Николай Иванович помог раздеться приезжей, бросил на парту шаль, усадил Маргариту Васильевну к печке, мягкими большими руками растирал ее посиневшие пальцы.
— Переждали бы ночь в Константиновке! В шею вас гнали, что ли? — ворчал он вполголоса. — И ты, Артемий Иваныч, тоже хорош: не мог валенок попросить у знакомых — заморозил вконец девчонку… Дочь, бегом самовар!
Откуда-то парни взялись, толпятся в дверях, смотрят во все глаза на новенькую. И Егор с ними, шею вытянул, через головы других заглядывает. Увидал, что Дуняша глядит на него не мигая, потупился.
А что ты поделаешь? Хороша, одно слово. Из себя невысокая, гибкая, как талиночка, лицо круглое, глаза синие-синие, и волосы — чисто лен!
Про Улиту забыли. А она в это время рывками расстегивала крючки на дубленом мужском полушубке, не вздувая огня сунулась головой в подушку.
— Нету Фрола, убили, — давилась слезами Улита. — Был… был бы и конь кован, и семья ладна. Всё было бы.
…Любила Улита Фрола — меньшого брата кузнеца Карпа Даниловича. Ох как любила, и он ее тоже любил. Парень был росту высокого, богатырь, а душой — младенец. Встретятся, бывало, тайком за Метелихой — до рассвета милуются. Мать догадывалась, да и отец кое-что примечал. Погрозит другой раз пальцем: «Смотри, девка!»

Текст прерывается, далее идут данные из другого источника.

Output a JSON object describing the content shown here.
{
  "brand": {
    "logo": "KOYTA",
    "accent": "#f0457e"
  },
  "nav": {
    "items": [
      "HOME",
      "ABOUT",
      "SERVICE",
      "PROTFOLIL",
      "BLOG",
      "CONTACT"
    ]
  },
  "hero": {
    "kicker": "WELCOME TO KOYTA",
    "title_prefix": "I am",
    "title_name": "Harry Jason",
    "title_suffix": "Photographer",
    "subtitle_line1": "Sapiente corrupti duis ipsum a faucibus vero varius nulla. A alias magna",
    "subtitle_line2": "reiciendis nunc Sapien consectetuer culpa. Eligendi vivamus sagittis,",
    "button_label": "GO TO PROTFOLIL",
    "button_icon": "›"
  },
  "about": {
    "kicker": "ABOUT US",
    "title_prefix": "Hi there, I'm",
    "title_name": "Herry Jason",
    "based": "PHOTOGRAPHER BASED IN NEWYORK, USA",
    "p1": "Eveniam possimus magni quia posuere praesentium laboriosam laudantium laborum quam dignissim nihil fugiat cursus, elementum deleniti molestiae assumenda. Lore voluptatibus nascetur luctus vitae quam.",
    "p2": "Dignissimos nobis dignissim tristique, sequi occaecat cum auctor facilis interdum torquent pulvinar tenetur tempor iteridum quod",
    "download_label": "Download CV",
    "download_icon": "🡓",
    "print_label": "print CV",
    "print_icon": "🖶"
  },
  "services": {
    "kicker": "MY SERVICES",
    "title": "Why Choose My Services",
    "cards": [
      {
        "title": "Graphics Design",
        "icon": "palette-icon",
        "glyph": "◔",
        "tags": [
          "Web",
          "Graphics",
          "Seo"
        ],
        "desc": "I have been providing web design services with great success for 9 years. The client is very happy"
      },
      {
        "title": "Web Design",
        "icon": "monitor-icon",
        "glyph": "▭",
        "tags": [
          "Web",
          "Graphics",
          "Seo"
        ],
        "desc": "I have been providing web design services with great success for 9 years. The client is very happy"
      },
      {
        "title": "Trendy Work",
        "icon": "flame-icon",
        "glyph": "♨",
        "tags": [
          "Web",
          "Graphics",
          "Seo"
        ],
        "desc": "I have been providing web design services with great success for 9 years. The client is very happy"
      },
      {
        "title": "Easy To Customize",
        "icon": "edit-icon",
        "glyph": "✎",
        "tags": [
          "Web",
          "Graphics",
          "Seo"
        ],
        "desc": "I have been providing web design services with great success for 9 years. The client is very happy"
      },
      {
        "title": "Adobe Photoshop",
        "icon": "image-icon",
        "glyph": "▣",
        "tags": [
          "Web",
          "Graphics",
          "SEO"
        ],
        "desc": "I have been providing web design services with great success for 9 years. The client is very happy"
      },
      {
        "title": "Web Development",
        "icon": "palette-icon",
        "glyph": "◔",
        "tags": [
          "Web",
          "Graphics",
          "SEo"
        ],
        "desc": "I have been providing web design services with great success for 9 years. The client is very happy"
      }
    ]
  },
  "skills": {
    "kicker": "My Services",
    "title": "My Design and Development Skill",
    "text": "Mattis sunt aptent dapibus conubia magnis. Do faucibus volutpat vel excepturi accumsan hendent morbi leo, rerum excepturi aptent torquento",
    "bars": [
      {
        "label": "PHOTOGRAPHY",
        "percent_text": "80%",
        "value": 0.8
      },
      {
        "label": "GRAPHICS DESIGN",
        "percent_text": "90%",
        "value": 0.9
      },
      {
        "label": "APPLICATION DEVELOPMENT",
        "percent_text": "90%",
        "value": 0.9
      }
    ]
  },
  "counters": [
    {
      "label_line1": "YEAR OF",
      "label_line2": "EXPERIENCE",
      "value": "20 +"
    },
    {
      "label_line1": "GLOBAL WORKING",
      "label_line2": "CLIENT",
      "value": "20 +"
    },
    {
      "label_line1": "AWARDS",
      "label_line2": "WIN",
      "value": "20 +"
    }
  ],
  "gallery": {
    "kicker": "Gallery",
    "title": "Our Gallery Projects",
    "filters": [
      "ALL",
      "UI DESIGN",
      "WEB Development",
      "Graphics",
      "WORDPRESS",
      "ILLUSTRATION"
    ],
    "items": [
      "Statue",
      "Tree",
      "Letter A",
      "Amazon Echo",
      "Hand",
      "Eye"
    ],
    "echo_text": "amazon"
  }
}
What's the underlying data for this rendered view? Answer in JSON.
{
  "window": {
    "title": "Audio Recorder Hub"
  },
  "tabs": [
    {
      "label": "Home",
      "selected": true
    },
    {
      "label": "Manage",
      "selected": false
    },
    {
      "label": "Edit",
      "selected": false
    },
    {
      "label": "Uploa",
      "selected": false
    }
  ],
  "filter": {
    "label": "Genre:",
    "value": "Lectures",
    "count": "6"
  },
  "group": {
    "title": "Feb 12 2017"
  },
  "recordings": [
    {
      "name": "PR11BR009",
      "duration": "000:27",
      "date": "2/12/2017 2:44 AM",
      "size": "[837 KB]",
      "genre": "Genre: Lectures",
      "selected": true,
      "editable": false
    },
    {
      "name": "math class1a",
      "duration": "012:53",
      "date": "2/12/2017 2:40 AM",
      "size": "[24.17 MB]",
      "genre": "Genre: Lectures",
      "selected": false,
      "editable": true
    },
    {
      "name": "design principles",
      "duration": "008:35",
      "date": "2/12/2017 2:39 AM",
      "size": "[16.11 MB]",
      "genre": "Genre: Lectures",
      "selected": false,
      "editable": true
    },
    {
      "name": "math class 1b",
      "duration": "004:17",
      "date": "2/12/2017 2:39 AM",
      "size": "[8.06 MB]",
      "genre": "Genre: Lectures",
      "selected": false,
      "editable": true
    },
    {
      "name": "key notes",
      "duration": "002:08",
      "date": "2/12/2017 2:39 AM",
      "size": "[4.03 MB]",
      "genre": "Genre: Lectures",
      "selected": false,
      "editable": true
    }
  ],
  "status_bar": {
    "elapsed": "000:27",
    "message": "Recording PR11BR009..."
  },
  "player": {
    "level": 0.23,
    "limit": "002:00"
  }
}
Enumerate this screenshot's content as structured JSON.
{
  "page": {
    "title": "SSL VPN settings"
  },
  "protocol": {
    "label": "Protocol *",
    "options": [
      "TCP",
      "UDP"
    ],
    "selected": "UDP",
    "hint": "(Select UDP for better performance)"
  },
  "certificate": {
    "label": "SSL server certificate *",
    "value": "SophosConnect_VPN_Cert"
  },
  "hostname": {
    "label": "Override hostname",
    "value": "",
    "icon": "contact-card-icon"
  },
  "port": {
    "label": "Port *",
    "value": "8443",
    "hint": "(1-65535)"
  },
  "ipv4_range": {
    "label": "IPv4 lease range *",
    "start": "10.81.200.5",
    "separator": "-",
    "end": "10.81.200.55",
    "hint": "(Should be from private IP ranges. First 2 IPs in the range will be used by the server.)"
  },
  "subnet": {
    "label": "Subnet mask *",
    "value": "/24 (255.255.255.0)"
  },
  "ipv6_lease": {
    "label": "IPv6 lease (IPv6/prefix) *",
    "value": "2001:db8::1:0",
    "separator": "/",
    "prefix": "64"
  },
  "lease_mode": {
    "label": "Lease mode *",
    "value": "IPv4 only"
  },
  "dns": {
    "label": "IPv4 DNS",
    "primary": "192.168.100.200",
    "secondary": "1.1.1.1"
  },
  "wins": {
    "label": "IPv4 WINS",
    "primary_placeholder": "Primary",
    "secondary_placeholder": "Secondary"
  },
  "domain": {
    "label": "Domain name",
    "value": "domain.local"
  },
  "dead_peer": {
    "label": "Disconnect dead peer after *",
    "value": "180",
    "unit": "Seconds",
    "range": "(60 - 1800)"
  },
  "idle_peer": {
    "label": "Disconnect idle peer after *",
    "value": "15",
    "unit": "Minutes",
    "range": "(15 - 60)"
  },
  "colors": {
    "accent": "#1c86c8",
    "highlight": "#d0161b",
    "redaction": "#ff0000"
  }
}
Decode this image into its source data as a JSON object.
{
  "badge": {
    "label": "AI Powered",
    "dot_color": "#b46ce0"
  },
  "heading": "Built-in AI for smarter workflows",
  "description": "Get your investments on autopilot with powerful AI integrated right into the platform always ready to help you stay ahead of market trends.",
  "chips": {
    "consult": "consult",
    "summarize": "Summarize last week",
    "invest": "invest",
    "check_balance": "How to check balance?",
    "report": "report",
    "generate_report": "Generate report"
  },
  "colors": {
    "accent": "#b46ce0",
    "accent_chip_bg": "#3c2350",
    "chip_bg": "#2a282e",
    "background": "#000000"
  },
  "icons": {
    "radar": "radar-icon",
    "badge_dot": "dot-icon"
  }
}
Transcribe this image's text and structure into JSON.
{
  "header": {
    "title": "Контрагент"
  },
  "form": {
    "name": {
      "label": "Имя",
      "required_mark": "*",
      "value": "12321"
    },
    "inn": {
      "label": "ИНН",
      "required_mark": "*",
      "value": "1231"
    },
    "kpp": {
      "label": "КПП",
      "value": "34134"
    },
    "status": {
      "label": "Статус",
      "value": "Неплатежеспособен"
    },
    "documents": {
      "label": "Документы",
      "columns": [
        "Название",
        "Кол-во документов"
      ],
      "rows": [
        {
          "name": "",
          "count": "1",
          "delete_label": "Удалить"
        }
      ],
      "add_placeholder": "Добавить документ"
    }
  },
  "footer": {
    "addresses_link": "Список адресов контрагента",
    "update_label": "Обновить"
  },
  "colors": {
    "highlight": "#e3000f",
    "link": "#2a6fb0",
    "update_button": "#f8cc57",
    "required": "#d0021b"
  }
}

Стереглась Улита: горячим рукам Фрола не давала воли. До венца важно честь соблюсти — любовь после этого крепче. И вот — на тебе: разругались отцы на меже. Теперь и не вспомнить, кто у кого запахал лишку на две борозды. Повздорили крепко, с зуботычинами. Тут и сваты из Нефедовки подоспели. В ногах у родителя ползала девка, сапоги слезами обмыла, тот не повел и бровью. После девишника, за день до свадьбы с нефедовским парнем, отдала себя Фролу Улита.
…Мужа убили на фронте, вернулась Улита в свою деревню, отца в живых уже не было, тиф подкосил сестренок, да и мать схоронила по осени. Осталась одна, бобылкой. Год был голодный, по лесам банды рыскали; то «черные», то «зеленые» в деревню наскочут.
Фрол партизанил с Романом Васильевым, ранили его. Здесь же, в деревне, и поправлялся. И вот тебе — банда.
До смертного часа не позабыть Улите сутулого человека в кожаной куртке. Два пистолета за поясом, голосок писклявый, а морду всю в нос стянуло, чисто хорек. Зубы кривые, мелкие. Стоит подбоченясь, плетью играет:
— Ну-с, голубушка, где твой герой?
Фрола в избе не нашли. Обернулся тогда кривозубый к Артюхе (сперва-то не приметила его перепуганная Улита, когда в сорванную с крюка дверь ввалилась пьяная ватага).
— Что же ты, голубь, за кос меня водишь! — ткнул кривозубый рукояткой плети в живот писарю. — Что-с?!
— Сбежал, верно, — силясь проглотить икоту, отвечал Артюха. — Может, в картошке хоронится.
Улита была спокойна: Фрол в эту ночь ночевал у Карпа, не мог он быть на огороде. А кузница на отшибе, — услышит Фролушка пальбу, так лес-то за баней. Думала, как бы задержать бандитов.
— Смотрите еще раз, чтобы сумления не оставалось, — сказала она тогда, — может, и впрямь кто запрятался. — И, хоть тошно было, в пояс поклонилась атаману.
Заново всё обыскали — пусто. На повети сено перекидали вилами — нет. Битых полчаса ушло на это. Атаман на Улиту поглядывает, пыжится индюком:
— Одной-то не страшно?
— Береженого бог бережет.
— Ой ли?!
Нутряным, поганым смешком хихикнул у печки Артюха, подмигнул кривозубому:
— Годи. Часика через два заглянем.
С тем и ушли бандиты. Бросилась на кровать Улита, еле в себя пришла. Криков ждала, стрельбы от озера, а утром узнала — схватили Фрола в камышах, у мельницы. Нашли в лодке, вместе с татарином — рыбаком из Тозлара. Расстреляли обоих у Черных камней…
Вот отчего не сдержалась Улита в классе, вот почему тянуло ее к Николаю Ивановичу: лицом похож был на Фрола, и руки — большие и такие же теплые. Слова душевного не хватало Улите, человеческого тепла.